Vitamin D is integral to immunity

Eggs, specifically the yolk, are a great source of protein. They are also one of three major sources of Vitamin D. Wild Alaskan salmon and mushrooms are also good sources. Vitamin D is essential for weight control and the immune system. Low Vitamin D levels can increase the risk of developing diabetes in men who aren’t as healthy. Vitamin D can also be obtained from sunlight. Lisa suggests that those with darker skin should spend 15 minutes outdoors without sunscreen, while those with darker skin should spend 20-25 minutes in direct sunlight. Summer is a time when the weather is more pleasant. You may feel more energetic. Lisa explained that this can partly be due to the body receiving more Vitamin D from sunlight. Supplements can be taken if you have low Vitamin D levels, especially during the winter months.

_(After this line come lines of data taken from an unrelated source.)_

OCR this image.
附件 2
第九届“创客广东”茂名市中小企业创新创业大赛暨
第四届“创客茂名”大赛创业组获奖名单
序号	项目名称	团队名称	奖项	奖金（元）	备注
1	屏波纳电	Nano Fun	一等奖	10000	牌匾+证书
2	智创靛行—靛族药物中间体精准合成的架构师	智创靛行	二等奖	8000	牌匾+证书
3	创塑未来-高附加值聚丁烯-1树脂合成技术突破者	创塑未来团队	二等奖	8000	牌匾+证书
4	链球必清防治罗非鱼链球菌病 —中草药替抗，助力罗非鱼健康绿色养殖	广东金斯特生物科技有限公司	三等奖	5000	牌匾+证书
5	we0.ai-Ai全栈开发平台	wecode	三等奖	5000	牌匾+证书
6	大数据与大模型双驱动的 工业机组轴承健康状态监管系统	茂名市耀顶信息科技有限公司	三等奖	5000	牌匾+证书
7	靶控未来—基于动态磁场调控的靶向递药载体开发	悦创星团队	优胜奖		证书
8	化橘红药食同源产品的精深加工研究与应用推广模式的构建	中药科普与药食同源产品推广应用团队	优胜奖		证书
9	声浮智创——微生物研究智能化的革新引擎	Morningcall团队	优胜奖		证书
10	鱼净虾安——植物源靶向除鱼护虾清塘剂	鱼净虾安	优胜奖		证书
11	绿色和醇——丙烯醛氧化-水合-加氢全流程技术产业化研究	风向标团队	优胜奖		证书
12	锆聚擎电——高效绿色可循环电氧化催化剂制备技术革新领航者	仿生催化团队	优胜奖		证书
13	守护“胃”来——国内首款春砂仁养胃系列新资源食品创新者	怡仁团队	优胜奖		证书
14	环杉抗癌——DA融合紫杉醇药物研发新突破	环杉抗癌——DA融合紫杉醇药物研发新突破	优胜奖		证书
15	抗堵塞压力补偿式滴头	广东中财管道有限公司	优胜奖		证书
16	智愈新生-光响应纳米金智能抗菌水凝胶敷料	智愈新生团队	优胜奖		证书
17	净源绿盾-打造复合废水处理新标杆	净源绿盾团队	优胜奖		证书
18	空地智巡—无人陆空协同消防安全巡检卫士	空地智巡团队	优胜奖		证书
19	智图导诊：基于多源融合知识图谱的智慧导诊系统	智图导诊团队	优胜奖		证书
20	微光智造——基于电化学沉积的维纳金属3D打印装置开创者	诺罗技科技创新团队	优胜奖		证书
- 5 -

Sometimes vegetables are overlooked when it comes to building muscle. Lisa stated that male clients find it a little more difficult to eat vegetables than female clients. Lisa also said that greens should be darker in color. Darker greens such as spinach, collard greens and watercress can provide valuable co-enzymes to help build muscle.

Considerations after a Workout

It is important to stay hydrated after a hard weight training session or HIIT exercise. You should drink one ounce for every two pounds of body weight or half of your body weight in fluid ounces. Lisa recommends that you increase your magnesium intake by eating nuts such as walnuts and pecans or taking magnesium supplements to aid in muscle recovery. To fully reap the benefits of a workout, make sure you get enough sleep each night. The growth hormone is most active at night. Lisa suggests that men sleep between 8-9 hours per night.